Now to Jerry Morris’s conifer nursery, which I believe is closed. Not open to the public; the grafted conifers were raised there. I almost passed out when I saw the place, dwarf conifers everywhere, and bonsai specimens in the wooden boxes. Jerry has something like 850 named dwarf conifers, many of which are in the trade, and all of which do very well in Denver’s climate.
The bonsais are either made by taking a snag and shaping it, then routing a groove up the snag, and tacking the trunk of a dwarf conifer from a witches’ broom into the groove, or, in some cases, they are “natural bonsai” specimens.
A rather large number of the little conifers, ones in pots, found their way to my house. Some were horribly eaten alive by rabbits, which prompted me to start using chicken wire cages; chicken wire is now a permanent, and of course highly attractive, feature of my garden.
And I should say that the nursery wasn’t entirely devoted to conifers; there were dwarf or unusual selections of all sorts of native shrubs and trees.

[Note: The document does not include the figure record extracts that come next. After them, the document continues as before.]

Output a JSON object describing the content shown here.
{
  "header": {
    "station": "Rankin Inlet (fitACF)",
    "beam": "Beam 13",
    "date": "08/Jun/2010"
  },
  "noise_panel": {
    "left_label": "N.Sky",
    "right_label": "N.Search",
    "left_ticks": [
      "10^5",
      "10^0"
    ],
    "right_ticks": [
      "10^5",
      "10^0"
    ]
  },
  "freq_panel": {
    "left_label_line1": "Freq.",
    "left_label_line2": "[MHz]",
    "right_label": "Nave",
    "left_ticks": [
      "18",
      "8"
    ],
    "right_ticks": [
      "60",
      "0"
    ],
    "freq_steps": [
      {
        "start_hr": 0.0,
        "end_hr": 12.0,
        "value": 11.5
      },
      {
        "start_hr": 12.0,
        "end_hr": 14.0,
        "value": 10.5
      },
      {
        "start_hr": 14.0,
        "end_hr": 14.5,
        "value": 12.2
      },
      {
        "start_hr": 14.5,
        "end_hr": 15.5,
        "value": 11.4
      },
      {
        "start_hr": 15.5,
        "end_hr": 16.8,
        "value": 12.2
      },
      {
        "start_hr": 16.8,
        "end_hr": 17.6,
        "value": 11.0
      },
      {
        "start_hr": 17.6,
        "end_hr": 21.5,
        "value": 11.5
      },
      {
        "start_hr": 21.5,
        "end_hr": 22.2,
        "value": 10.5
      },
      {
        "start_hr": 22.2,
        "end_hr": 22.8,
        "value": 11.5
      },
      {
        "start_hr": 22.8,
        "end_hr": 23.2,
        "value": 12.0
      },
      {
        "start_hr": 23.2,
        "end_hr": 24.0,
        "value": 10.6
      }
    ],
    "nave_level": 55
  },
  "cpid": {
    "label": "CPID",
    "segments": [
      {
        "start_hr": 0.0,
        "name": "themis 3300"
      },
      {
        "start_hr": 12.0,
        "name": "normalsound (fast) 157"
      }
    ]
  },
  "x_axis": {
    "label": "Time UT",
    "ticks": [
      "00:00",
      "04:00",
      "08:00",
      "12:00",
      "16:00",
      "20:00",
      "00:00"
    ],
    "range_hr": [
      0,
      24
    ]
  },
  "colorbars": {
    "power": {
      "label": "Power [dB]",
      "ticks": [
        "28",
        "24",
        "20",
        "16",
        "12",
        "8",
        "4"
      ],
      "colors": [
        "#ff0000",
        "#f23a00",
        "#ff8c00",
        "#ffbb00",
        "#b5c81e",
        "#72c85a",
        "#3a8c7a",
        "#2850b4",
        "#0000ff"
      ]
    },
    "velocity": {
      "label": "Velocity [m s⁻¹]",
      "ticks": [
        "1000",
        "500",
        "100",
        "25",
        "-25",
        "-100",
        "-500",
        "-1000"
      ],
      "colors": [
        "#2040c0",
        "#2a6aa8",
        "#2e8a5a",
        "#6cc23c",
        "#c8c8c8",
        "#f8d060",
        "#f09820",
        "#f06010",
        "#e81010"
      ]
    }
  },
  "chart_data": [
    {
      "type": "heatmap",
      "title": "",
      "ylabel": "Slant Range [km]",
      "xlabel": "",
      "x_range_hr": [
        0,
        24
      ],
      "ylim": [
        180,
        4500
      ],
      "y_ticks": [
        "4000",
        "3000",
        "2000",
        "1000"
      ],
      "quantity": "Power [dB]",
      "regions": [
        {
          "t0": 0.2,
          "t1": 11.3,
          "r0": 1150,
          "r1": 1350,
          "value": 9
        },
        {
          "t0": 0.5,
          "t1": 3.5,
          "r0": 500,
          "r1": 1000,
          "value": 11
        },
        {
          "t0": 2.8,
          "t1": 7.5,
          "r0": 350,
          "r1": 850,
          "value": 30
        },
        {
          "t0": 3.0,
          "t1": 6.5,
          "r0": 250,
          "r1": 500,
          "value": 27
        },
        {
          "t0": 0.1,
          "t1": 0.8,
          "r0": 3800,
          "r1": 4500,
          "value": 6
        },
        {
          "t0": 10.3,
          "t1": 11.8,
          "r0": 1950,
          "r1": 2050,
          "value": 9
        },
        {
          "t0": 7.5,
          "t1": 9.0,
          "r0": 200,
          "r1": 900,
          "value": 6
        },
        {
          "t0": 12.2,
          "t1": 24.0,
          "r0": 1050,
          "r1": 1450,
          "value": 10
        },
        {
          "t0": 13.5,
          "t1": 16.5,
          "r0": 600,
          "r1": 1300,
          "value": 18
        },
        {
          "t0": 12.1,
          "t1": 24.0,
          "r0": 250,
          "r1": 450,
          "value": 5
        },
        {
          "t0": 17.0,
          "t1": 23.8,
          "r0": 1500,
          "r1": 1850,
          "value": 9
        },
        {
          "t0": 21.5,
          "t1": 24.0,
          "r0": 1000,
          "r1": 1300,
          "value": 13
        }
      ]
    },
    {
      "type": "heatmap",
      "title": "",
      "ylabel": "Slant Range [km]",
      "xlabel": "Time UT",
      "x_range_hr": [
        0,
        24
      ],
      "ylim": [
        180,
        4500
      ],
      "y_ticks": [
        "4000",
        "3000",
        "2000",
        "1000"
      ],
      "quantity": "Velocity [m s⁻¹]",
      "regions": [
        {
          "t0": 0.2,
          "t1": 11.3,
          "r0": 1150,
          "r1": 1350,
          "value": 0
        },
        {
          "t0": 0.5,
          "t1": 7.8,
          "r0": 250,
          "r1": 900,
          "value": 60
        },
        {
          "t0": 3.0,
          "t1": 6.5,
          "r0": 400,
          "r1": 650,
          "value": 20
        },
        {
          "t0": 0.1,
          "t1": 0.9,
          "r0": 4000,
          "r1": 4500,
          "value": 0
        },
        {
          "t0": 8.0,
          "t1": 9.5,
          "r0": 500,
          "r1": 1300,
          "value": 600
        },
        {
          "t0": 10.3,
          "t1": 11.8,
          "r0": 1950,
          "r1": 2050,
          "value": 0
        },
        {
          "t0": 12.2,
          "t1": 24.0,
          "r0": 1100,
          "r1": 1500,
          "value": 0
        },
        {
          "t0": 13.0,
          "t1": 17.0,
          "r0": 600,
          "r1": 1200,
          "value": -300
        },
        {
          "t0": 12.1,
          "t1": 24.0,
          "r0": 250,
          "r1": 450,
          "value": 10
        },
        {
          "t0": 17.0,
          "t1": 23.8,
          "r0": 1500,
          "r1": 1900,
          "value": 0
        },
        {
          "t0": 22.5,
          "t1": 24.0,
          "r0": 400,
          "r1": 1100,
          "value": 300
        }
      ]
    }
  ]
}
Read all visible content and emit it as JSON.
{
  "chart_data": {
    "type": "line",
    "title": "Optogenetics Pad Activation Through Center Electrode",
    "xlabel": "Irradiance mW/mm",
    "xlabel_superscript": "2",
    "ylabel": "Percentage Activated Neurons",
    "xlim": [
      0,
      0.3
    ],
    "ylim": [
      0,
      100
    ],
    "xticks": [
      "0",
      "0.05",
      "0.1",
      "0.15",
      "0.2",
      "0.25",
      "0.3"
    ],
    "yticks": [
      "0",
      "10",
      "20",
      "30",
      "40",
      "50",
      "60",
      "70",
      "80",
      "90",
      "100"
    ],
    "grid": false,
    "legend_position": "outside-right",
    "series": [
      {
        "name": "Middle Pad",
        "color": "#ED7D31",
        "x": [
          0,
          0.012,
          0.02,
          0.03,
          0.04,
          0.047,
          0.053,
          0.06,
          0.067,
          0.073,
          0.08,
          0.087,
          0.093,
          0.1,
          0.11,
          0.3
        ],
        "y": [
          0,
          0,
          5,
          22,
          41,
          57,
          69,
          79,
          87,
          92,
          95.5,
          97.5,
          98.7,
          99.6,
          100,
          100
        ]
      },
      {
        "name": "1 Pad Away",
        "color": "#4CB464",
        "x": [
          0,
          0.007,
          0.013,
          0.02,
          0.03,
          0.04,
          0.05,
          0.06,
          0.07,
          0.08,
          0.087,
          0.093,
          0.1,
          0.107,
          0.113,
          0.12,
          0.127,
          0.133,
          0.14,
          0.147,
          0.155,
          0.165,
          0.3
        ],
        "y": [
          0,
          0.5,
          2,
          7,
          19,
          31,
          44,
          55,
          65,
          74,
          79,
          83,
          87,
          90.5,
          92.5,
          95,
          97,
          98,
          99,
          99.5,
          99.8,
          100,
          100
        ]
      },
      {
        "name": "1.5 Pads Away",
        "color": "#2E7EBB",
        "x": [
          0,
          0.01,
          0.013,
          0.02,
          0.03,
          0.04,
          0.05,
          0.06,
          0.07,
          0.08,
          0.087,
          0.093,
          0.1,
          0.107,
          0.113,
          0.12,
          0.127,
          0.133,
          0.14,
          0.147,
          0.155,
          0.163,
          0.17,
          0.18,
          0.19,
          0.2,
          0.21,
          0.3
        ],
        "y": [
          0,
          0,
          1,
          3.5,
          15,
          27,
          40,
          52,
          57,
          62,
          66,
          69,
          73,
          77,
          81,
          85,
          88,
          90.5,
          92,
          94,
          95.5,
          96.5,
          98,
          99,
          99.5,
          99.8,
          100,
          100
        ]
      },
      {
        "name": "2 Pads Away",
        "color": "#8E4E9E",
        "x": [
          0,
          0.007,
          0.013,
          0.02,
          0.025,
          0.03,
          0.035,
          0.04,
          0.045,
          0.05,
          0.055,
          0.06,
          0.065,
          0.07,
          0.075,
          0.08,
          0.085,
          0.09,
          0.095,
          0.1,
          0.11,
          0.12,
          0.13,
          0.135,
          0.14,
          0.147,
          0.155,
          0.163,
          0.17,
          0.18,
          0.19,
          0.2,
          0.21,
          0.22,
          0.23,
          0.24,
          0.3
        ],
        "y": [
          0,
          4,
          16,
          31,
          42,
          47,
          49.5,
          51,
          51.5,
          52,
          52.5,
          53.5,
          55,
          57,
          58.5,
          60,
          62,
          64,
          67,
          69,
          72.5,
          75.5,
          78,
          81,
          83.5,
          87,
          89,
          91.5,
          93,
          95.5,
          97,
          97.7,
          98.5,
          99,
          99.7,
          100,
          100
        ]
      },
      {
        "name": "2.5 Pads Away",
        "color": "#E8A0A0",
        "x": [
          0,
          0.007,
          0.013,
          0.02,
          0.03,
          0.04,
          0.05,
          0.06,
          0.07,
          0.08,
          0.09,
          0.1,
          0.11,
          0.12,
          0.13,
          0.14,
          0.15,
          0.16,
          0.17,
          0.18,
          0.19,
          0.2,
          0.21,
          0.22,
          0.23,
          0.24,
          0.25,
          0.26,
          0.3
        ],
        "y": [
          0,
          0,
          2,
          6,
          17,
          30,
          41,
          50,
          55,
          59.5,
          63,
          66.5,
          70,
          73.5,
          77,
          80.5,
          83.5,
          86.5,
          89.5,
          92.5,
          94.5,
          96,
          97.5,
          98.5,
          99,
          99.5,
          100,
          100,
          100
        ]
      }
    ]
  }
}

In the trough above, mountain-mahoganies (Cercocarpus spp.) Why didn’t I see these when I was there? Probably because I was overcome with Hyperacquisitivosus plantarum, and could hardly see straight. (Other symptoms include increased heartrate; inability to visualize one’s own garden and the lack of space it has in reality; temporary amnesia when it comes to things like impending bills, amount of money in the bank, and the necessity for expenditures like food, clothing, and so on.)
Below, a picture of an individual with a severe case of H.P. at Harlequin’s Gardens in Boulder. Typical trance-like body language, not looking down, but off somewhere in the distance as though being sent messages from another plane of existence. Note beard and hat used as a disguise, and deceptively small number of plants in left hand, feigning high degree of selectivity, when in fact there is a well-hidden cart packed to the skies with plants just around the corner.
Anyway, I digress.
At Jerry’s, I did get a few mountain-mahoganies in pots. (According to the Forest Service, mountain-mahogany is a hyphenated word. Just like here. Why, I don’t know.)
I wanted this. (And if I’d seen the little plants in the trough, I’d have wanted those too.)